Few definitive answers to the challenge of how to take responsibility are available, but trends have begun to emerge, and seeds have been planted.

In the conference’s keynote panel, criminologist Karen Terry provided hard data on the abuse crisis. Gerard McGlone, S.J., who offered his perspective as a survivor of abuse, a Jesuit, and a clinical psychologist, implored the audience to continue listening to survivors to develop better data, and foregrounded the necessity of expressing moral outrage. Paul Elie, who has written about his own abuse by a Fordham Jesuit, emphasized the simple-but-difficult, ongoing need to “say what happened” more honestly and openly.
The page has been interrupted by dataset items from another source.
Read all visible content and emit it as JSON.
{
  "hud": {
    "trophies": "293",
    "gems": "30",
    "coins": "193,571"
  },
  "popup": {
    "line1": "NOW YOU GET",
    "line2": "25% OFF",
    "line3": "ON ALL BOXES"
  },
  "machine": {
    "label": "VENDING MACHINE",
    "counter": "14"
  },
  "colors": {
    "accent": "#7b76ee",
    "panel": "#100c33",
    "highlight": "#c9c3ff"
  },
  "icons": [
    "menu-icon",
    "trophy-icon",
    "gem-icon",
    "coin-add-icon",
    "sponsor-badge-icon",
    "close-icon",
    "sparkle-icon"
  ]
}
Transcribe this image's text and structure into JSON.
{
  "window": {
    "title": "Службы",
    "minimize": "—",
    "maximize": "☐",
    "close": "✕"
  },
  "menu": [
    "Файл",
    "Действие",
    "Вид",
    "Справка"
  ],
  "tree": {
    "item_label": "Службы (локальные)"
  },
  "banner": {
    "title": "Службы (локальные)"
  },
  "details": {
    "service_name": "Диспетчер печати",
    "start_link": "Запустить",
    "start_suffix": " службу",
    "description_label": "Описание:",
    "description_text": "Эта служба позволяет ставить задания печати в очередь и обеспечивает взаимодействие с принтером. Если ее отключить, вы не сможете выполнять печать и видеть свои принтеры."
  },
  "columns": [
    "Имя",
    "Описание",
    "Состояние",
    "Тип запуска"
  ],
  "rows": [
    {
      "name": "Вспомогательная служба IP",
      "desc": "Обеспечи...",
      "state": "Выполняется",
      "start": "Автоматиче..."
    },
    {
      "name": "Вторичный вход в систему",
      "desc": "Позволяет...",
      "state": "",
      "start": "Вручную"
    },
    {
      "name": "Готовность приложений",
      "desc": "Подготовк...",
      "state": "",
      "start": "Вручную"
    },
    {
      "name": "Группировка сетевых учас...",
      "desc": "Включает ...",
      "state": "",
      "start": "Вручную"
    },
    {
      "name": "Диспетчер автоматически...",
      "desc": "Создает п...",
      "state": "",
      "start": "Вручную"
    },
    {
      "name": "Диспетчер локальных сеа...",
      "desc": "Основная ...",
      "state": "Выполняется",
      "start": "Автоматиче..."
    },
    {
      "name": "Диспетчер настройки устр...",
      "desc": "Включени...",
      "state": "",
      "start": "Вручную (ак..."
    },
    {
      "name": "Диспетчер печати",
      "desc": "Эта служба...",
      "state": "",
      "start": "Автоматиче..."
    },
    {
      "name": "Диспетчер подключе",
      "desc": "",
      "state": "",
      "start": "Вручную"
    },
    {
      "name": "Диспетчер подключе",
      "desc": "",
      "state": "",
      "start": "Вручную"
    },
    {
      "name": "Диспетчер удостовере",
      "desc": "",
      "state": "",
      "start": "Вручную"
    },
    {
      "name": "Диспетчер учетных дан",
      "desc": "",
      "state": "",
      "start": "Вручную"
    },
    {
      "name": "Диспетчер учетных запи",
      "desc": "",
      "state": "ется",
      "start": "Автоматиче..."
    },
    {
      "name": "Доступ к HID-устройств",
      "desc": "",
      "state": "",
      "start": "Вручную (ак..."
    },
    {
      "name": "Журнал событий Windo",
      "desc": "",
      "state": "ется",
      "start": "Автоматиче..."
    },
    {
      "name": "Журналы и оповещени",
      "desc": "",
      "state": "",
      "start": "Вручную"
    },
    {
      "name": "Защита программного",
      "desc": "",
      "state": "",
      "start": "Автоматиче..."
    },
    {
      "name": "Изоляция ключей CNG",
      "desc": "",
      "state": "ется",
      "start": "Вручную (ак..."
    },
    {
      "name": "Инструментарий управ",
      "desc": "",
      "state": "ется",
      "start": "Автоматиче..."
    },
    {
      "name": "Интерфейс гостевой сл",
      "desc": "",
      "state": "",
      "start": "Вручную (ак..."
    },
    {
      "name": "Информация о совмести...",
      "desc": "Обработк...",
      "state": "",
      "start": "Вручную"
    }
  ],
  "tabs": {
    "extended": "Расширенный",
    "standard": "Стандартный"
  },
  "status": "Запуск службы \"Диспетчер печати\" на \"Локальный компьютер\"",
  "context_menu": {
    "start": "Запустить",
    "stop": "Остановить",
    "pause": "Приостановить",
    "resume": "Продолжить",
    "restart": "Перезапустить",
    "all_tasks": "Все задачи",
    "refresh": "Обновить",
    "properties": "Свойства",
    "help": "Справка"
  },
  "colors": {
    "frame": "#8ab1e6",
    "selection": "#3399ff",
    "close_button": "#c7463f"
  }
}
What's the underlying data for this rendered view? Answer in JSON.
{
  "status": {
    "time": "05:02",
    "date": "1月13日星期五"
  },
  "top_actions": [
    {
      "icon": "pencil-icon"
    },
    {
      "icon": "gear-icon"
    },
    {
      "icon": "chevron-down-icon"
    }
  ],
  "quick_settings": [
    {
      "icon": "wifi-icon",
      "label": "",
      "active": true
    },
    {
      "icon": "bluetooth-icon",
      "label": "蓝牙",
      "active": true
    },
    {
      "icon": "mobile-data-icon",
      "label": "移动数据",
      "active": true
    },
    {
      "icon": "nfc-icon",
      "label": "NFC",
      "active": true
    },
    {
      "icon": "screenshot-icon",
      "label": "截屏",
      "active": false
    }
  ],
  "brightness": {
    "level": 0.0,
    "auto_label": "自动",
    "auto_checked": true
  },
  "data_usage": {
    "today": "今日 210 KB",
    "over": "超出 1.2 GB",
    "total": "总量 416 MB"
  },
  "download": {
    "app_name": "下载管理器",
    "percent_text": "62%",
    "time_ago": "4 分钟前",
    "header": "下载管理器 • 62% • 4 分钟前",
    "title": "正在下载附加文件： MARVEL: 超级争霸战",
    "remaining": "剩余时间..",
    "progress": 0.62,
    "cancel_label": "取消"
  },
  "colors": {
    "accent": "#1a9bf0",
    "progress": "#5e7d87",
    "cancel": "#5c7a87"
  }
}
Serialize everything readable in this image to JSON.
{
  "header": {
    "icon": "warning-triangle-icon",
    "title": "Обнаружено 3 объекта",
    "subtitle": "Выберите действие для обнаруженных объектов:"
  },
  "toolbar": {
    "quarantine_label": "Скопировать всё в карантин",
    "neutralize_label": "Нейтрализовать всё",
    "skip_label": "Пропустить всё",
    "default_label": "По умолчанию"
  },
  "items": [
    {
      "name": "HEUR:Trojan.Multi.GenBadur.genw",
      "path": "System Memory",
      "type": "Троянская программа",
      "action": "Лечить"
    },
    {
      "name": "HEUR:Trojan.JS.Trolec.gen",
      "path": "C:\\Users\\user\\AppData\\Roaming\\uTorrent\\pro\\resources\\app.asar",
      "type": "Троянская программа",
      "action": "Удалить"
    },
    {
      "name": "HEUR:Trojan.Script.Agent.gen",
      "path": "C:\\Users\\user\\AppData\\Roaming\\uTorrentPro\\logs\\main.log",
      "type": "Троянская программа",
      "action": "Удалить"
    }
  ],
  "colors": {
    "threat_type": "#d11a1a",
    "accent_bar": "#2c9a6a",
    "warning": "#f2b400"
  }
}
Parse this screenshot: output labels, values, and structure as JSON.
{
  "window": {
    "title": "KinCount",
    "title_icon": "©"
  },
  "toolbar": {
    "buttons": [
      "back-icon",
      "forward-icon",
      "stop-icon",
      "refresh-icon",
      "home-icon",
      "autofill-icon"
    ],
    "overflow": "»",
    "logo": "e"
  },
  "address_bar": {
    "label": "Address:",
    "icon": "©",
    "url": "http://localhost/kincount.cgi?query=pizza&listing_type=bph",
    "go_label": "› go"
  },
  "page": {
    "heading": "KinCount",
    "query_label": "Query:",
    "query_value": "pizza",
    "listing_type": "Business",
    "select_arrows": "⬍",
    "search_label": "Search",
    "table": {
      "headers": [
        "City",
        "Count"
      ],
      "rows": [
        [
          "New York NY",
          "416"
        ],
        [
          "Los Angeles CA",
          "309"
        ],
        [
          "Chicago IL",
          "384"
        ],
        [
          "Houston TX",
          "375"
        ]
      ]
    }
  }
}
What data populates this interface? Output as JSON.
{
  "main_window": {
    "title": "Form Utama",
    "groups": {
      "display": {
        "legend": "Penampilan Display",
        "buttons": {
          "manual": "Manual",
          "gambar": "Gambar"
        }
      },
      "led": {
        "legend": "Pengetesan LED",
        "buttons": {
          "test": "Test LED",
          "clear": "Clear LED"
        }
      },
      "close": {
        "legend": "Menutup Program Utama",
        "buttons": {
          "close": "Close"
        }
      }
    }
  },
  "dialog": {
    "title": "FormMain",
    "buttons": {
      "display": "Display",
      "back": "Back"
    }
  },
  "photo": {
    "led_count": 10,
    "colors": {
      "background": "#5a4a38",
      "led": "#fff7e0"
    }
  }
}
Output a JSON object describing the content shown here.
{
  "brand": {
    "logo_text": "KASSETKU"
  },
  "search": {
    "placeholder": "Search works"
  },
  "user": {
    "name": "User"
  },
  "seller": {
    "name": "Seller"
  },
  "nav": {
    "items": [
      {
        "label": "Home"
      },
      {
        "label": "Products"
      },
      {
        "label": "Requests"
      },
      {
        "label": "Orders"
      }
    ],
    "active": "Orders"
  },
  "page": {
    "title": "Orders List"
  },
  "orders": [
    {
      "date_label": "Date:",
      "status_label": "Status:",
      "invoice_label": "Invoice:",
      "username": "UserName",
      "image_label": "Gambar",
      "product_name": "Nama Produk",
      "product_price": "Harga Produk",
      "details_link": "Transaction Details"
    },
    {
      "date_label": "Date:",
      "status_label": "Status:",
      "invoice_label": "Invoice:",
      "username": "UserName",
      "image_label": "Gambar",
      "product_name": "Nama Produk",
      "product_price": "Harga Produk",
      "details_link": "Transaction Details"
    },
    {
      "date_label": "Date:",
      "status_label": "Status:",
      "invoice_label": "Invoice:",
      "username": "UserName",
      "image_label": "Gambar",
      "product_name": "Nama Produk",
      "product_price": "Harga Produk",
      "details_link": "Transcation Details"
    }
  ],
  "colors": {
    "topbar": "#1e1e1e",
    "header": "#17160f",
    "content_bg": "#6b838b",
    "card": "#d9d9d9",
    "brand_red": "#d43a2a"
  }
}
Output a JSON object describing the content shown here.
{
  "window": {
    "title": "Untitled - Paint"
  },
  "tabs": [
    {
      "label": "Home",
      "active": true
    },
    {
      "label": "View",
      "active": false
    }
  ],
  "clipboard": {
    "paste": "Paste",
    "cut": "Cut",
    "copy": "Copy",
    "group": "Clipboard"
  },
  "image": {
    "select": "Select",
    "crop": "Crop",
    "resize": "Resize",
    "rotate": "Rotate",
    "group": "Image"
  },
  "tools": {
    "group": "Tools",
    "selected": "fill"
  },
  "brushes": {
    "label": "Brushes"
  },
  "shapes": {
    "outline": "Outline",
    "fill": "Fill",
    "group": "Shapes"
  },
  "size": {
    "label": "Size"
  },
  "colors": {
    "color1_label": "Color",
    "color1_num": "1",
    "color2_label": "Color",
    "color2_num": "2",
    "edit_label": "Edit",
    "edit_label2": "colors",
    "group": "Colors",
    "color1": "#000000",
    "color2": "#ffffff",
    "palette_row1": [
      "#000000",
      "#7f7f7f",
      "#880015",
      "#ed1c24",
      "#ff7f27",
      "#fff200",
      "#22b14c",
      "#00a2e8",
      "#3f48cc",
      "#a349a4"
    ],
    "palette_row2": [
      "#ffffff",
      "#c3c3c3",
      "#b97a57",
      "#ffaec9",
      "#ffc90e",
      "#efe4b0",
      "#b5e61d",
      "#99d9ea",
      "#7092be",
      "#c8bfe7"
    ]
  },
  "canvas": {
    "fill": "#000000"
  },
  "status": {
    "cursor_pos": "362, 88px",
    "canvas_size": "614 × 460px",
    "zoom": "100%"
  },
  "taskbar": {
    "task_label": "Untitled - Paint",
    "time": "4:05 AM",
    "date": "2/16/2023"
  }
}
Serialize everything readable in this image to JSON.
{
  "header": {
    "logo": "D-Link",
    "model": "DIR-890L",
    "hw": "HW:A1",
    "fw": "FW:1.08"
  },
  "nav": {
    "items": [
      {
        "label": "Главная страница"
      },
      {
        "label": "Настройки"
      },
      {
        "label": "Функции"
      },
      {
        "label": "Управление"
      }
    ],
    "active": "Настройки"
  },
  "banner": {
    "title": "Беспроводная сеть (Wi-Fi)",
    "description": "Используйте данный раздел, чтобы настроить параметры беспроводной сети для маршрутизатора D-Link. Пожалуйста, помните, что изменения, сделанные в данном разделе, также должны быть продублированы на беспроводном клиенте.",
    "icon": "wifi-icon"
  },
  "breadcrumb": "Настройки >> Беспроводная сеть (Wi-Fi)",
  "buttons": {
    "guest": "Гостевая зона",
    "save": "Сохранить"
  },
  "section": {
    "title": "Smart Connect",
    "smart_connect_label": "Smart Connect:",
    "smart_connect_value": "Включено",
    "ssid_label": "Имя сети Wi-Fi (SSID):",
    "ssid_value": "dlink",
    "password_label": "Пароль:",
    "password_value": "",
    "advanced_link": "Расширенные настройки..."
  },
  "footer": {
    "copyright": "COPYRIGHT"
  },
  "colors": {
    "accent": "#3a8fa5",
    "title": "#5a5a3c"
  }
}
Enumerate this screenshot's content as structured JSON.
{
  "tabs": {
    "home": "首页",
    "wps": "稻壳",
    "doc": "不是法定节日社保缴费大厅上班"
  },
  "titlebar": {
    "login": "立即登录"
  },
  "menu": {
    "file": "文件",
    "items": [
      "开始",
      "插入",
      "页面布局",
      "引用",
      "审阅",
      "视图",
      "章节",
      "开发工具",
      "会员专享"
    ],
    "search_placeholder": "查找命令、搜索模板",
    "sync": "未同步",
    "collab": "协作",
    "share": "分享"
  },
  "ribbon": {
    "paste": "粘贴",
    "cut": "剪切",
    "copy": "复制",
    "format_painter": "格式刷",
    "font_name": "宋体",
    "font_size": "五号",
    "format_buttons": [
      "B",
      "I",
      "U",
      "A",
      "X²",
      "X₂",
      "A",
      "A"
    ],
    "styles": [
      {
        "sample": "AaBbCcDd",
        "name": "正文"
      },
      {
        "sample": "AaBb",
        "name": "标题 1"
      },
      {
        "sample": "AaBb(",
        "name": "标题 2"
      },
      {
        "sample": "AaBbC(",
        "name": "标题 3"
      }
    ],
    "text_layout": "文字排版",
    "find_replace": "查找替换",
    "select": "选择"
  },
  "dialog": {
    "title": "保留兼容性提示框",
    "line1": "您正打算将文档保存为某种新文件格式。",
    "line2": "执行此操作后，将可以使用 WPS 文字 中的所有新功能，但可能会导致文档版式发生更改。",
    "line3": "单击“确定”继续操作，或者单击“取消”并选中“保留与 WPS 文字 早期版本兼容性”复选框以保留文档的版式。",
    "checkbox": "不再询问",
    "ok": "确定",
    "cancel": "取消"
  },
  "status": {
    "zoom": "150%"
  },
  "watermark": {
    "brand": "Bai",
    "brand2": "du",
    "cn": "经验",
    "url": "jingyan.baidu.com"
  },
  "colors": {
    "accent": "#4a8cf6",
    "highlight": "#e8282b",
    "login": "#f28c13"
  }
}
Donna Freitas, author of Consent: A Memoir of Unwanted Attention, invited the audience to participate in “the ongoing project of [her] own survival,” remaining open to the parts of her story she was “taught to hide, upon pain of lawsuits.” Maka Black Elk, executive director for truth and healing at the Jesuit-run Red Cloud Indian School in South Dakota, delved into the importance of understanding how sexual abuse and systemic injustice create intergenerational trauma that affects entire communities, and offered a concrete call for institutions to open their archival holdings to researchers.

Other panels were not open to the public due both to ongoing COVID-19 restrictions and to the in-progress nature of the research. One plenary featured international experts including Hans Zollner, S.J., John Guiney, S.J., and Tina Campbell on safeguarding in Jesuit institutions. A second, with Michelle Wheatley, Stephanie Russell, and Sandra Racionero-Plaza, lifted up the experience of women in leadership at Jesuit institutions, filling roles previously held mostly by ordained men.

At least three major emphases began taking shape through conversations undertaken over the course of four days. First and foremost was the need to prioritize, far more than has been the case, the voices of victim-survivors and concern for their stories in all aspects of our response to the crisis.

Beyond this, participants repeatedly came back to two areas for further research: the sexual abuse by clergy of adults, and clergy sexual abuse in non-white communities. Though the abuse of children has generally been foregrounded in studies of clergy abuse, many participants noted that abuse of adults is similarly prominent, but far less well known or understood and should be of particular concern for institutions whose students, faculty, and staff are primarily adults.

Similarly, building on discussions begun at Gonzaga University’s Taking Responsibility-funded conference in March 2022 (which theologian Dan Horan, O.F.M., wrote about here), researchers are working to shed light on the history of clergy sexual abuse in BIPOC communities, noting that scholarship on the crisis has too-often failed to account for the particular ways that structural injustices and inequalities have made these communities vulnerable to predators, many of whom have been removed from other positions and given access to poor or non-white Catholics, who are then deemed unreliable reporters by those who hold power in church settings.

The work of Taking Responsibility will conclude later this year. Among the deliverables from research projects will be a collection of resources for administrators, staff, faculty, and alumni related to the history, causes, and legacy of clergy sexual abuse.

The hope is that these resources, once available, will empower Jesuit colleges and universities to commit themselves to taking responsibility for clerical sex abuse over the long haul and to ensure that part of the enduring legacy of clerical sex abuse, both on our campuses and beyond them, is a commitment to a level of honesty and moral clarity that is fitting for Jesuit institutions.

Tim Dulle, Jr., is a theologian and historian of U.S. Catholicism and is a postdoctoral associate with Taking Responsibility. He earned degrees from Rockhurst University, Boston College, and Fordham University.